The Wise and the Wicked by Rebecca Podos: Ever have that experience where you’re reading a book and you suddenly realize you didn’t know how much you wanted this story until you were neck-deep in it? This was one of those for me. I jumped in knowing relatively little about it, not having read any in-depth summaries, and I’m glad I did–discovering the secrets of the Chernyavsky family along with Ruby was a delight. The story’s LGBTQ+ elements are handled with gentle, deft sensitivity (I don’t want to say too much because there was one reveal I didn’t see coming, having not read up on the book first, and it was so well done), and I loved the concept of this strong, imperfect matriarchal family in which things are seldom as they seem. I’ve seen some criticism of the end, but its standalone open-endedness worked well for me while still leaving plenty of room for a possible sequel. The author has addressed that possibility on Goodreads.

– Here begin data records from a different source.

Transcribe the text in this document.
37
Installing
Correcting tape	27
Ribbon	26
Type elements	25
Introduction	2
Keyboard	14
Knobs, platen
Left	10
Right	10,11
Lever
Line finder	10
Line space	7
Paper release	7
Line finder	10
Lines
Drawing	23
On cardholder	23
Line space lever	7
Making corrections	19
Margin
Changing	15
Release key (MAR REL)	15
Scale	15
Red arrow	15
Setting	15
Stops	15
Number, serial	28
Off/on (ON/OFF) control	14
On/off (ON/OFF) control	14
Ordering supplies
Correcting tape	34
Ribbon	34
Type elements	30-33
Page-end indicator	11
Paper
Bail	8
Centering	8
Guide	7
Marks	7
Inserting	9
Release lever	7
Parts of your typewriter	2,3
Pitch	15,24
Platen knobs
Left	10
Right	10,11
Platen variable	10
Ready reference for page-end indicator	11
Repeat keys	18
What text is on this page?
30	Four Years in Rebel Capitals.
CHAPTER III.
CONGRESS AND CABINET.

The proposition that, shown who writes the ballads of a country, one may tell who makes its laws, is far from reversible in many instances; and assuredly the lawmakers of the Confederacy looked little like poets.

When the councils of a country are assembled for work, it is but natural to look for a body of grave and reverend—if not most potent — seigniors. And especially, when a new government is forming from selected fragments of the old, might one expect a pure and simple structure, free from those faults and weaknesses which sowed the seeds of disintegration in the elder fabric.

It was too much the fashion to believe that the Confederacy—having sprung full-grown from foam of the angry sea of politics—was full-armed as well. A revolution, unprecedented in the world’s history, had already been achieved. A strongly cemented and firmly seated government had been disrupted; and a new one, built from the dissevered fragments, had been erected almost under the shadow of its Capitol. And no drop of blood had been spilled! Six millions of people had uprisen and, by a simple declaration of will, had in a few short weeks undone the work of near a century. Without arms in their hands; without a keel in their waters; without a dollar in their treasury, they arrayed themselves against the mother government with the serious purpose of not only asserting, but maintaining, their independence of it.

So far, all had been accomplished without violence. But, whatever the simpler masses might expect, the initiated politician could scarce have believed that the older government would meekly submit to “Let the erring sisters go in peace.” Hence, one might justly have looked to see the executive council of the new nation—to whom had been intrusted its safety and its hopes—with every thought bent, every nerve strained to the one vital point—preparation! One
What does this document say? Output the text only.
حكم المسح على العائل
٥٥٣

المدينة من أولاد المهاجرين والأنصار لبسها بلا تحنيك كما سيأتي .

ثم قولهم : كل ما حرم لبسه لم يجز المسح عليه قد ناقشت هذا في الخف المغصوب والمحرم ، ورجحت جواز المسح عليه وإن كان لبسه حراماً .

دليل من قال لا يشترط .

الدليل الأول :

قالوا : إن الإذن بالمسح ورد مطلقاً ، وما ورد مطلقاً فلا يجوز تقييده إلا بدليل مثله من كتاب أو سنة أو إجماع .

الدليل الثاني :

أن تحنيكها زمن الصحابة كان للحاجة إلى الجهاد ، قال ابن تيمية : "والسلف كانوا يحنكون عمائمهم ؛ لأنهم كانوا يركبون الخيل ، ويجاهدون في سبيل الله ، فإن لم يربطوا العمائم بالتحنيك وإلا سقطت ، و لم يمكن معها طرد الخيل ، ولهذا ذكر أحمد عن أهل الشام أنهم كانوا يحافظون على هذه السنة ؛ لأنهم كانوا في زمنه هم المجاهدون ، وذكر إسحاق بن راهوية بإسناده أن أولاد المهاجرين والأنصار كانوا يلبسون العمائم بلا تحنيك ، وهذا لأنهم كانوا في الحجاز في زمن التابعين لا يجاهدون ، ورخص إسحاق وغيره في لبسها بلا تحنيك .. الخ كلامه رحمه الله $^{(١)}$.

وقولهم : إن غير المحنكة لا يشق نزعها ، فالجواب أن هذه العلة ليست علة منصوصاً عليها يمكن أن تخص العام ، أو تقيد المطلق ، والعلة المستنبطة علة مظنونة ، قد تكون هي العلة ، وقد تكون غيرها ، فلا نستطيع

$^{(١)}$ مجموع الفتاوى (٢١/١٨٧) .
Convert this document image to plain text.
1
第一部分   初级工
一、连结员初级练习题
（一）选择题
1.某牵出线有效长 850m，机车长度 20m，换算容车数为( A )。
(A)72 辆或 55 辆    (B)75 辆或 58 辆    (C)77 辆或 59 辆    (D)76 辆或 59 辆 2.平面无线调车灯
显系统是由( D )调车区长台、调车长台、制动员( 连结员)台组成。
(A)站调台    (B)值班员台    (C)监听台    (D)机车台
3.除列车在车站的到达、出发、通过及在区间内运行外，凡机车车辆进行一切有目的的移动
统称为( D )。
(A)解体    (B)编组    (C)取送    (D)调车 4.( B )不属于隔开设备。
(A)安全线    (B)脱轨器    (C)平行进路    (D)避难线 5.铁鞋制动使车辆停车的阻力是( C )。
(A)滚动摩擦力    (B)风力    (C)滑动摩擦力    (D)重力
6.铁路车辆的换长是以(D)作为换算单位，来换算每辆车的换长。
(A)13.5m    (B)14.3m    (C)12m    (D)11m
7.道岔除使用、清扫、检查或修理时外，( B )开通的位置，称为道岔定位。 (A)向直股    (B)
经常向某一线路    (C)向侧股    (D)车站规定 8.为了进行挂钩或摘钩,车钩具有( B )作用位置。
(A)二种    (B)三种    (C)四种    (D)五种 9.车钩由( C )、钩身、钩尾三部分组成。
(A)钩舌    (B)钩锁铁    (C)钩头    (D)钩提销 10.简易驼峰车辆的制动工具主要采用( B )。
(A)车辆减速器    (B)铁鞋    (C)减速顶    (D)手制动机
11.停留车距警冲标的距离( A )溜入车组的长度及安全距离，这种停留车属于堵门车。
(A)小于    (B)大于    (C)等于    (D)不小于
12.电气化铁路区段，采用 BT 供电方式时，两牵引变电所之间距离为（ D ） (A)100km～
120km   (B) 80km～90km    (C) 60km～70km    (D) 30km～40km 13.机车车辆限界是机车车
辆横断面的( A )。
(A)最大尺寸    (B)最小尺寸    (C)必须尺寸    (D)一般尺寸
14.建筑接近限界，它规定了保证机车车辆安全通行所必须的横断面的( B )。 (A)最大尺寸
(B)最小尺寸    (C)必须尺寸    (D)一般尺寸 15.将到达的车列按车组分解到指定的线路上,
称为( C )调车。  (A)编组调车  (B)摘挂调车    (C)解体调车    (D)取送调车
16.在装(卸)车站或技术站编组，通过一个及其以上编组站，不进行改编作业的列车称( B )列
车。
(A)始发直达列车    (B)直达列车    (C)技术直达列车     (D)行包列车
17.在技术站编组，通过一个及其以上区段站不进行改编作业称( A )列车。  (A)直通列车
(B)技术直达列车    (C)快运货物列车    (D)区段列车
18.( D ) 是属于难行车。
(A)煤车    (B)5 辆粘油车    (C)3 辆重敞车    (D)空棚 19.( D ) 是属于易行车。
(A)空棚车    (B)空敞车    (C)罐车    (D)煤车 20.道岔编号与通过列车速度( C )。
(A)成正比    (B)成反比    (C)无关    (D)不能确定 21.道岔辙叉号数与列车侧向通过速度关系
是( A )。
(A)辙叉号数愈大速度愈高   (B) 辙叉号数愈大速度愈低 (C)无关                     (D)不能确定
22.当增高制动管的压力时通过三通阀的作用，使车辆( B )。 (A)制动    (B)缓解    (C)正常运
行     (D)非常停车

The Devouring Gray by Christine Lynn Herman: First of all, can we yell about how gorgeous this dust jacket is for a second, with its glossy raised letters and its mattified metallic sheen? I swoon. And as a Stranger Things fan, I really enjoyed this story. A group of teens figuring out their powers? A deadly monster trapped in another dimension? Family secrets? Complicated feelings and friendships? Bring on the sequel!
You Asked for Perfect by Laura Silverman: OH HELLO THERE HIGH SCHOOL ANXIETY, I REMEMBER YOU WELL. Senior Ariel Stone throws everything he has into making sure his grades and extracurriculars are enough to get him into Harvard, but when the competition’s this fierce, one bad grade might be enough to ruin everything and something’s going to have to give. This was so relatable–I was the same kind of perfectionist in high school, although compared to what Ariel feels like he needs to accomplish, I suppose the stakes were a little lower back in the mid ’90s. I studied like mad, hyper-focused on grades, and stopped taking some of the classes I most enjoyed because earning an A in them lowered my weighted GPA. (How freaking SAD is it that weighted GPAs work like that??) I just want to hug Ariel and gently suggest to his parents that he might benefit from therapy, because his narrative felt like an anxiety disorder to me.